Il y a un peu plus d’un an, la 27e région et la Transfo ont noué un partenariat avec le programme Innovation Teams de la Fondation Bloomberg. En octobre dernier, nous nous sommes rendus à Los Angeles pour rencontrer 14 des villes engagées dans le programme. Une large place a été accordée, durant les sessions, au partage de l’expérience de monter ces laboratoires, et des méthodes de travail de ces équipes d’innovation au service des grands défis de leurs villes. Compte rendu-d’expérience.
Le cycle d’innovation I-Team
La fondation choisit les villes participant au programme sur le principe d’un appel à candidature. Une fois sélectionnées, celles-ci reçoivent un financement qui leur permettra de recruter, pour trois ans, une équipe d’innovation. Cette équipe choisira avec le maire deux ou trois grands sujets auxquels elle s’attaquera, l’un après l’autre, pendant les trois années du programme. Le cycle d’innovation n’est évidement pas linéaire mais itératif, en voici les principales étapes:
Phase 1 (2 mois environ) – Recrutement de l’équipe d’innovation, sélection des priorités de travail par le maire et son équipe.
L’équipe commence souvent sur un modèle de 3 à 5 personnes (directeur de projet, designer, data analyste, etc.), d’autres profils pourront venir ensuite renforcer l’équipe. Les recrutements se font en interne et/ou en externe. Pour en savoir plus sur l’organisation et les profils de ces labos, c’est ici.
Phase 2 (3 mois) – Investigation
L’équipe mène un travail de recherche très large sur la priorité de travail : rapports et recherches en cours, expériences menées par d’autres villes, cartographie des acteurs, données disponibles, etc. Elle associe les acteurs concernés au sein de l’administration et dans l’écosystème local. Sur la base de ce travail de recherche, elle détermine la dimension du problème sur laquelle elle pourra agir et obtenir des résultats tangibles et mesurables. Ceci leur permet de créer une ‘vision du succès’ (à quoi ressemblera la vie des résidents une fois le problème traité ?) qui sera utilisée pour communiquer, en interne comme en interne.
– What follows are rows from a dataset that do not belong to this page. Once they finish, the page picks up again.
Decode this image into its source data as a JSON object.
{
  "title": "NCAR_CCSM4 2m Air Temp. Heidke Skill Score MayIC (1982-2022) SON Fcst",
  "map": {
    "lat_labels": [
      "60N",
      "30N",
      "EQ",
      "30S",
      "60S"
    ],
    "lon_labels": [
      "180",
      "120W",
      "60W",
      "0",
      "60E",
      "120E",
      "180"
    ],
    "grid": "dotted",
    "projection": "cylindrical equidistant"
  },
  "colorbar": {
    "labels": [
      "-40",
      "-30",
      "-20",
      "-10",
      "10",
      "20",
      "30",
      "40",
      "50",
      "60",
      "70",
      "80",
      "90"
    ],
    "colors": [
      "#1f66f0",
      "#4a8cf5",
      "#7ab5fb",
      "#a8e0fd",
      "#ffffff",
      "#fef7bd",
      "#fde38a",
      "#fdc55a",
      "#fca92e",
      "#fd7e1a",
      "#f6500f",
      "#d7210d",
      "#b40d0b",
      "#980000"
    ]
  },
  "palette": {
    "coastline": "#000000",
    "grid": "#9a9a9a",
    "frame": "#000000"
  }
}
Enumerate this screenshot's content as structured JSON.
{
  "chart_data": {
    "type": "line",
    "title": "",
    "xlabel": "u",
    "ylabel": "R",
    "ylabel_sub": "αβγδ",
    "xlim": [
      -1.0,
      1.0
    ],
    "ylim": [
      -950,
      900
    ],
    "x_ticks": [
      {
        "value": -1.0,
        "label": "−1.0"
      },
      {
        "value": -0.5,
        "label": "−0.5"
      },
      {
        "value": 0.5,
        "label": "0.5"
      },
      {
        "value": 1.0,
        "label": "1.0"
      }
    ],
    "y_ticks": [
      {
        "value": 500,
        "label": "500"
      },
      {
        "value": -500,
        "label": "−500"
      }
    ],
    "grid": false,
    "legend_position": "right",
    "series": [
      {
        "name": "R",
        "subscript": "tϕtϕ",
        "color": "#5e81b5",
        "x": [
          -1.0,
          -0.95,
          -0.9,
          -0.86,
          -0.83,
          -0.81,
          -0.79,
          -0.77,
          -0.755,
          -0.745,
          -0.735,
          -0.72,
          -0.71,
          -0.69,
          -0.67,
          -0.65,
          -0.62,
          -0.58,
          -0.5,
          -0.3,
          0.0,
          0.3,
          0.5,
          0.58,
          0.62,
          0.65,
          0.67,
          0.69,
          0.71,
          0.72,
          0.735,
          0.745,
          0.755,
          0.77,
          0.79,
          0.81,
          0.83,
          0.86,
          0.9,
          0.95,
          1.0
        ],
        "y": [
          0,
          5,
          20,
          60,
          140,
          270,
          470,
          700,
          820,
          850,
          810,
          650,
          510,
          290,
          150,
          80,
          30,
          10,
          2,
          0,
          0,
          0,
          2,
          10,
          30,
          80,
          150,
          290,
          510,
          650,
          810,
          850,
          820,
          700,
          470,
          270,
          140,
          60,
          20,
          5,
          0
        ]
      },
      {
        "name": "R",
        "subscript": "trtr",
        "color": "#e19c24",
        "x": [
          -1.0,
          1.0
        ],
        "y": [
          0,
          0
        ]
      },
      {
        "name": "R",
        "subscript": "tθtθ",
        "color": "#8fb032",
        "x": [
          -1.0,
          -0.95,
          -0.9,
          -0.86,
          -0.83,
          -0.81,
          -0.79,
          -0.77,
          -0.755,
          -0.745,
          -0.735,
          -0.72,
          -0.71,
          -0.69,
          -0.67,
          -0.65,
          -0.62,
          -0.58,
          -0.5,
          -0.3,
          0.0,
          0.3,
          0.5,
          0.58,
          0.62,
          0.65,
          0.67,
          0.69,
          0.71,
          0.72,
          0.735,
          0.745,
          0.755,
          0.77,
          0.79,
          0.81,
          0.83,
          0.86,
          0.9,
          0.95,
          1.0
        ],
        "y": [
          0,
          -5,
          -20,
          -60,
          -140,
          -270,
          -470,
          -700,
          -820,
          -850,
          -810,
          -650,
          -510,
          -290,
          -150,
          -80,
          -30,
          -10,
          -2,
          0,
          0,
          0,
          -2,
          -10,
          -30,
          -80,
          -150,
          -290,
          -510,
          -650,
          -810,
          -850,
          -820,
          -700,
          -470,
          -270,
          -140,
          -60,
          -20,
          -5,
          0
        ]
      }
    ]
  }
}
Phase 3 (3 mois) – Recherche approfondie
L’équipe mène ensuite un travail de recherche approfondi, pour identifier les sources de données qualitatives et quantitatives disponibles et celles qui devront être créées (interviews, equêtes, focus groups, etc.), ainsi que les recherches déjà disponibles. Elle confronte ces données et les analyse ; la phase de synthèse permet de faire ressortir des éléments clés pour comprendre le problème d’origine, sa nature, ses racines profondes, et la manière dont il affecte la vie des résidents. Ceci permet à l’équipe d’identifier les opportunités d’amélioration, de développer des hypothèses de travail, et faire émerger quelques idées clés. L’ensemble du travail est réalisé en équipe, en impliquant les partenaires et services concernés.
Phase 4 (5 à 6 mois) – Idéation
Sur la base de ces idées clés, l’équipe i-team prototype, teste et développe un portefeuille de projets de court, moyen et long terme, et en déploiera certains. Chaque projet doit avoir un porteur, au sein de la municipalité ou sur le territoire. Il doit aussi pouvoir être évalué au moyen d’un ensemble de données à collecter et à suivre.
Phase 5 – Mise en œuvre
Les services ou acteurs locaux porteurs des projets les mettent en œuvre, avec le soutien des équipes I-Team. Ils évaluent en continu la manière dont les projets permettent de d’agir sur la priorité d’origine et d’améliorer la vie des habitants.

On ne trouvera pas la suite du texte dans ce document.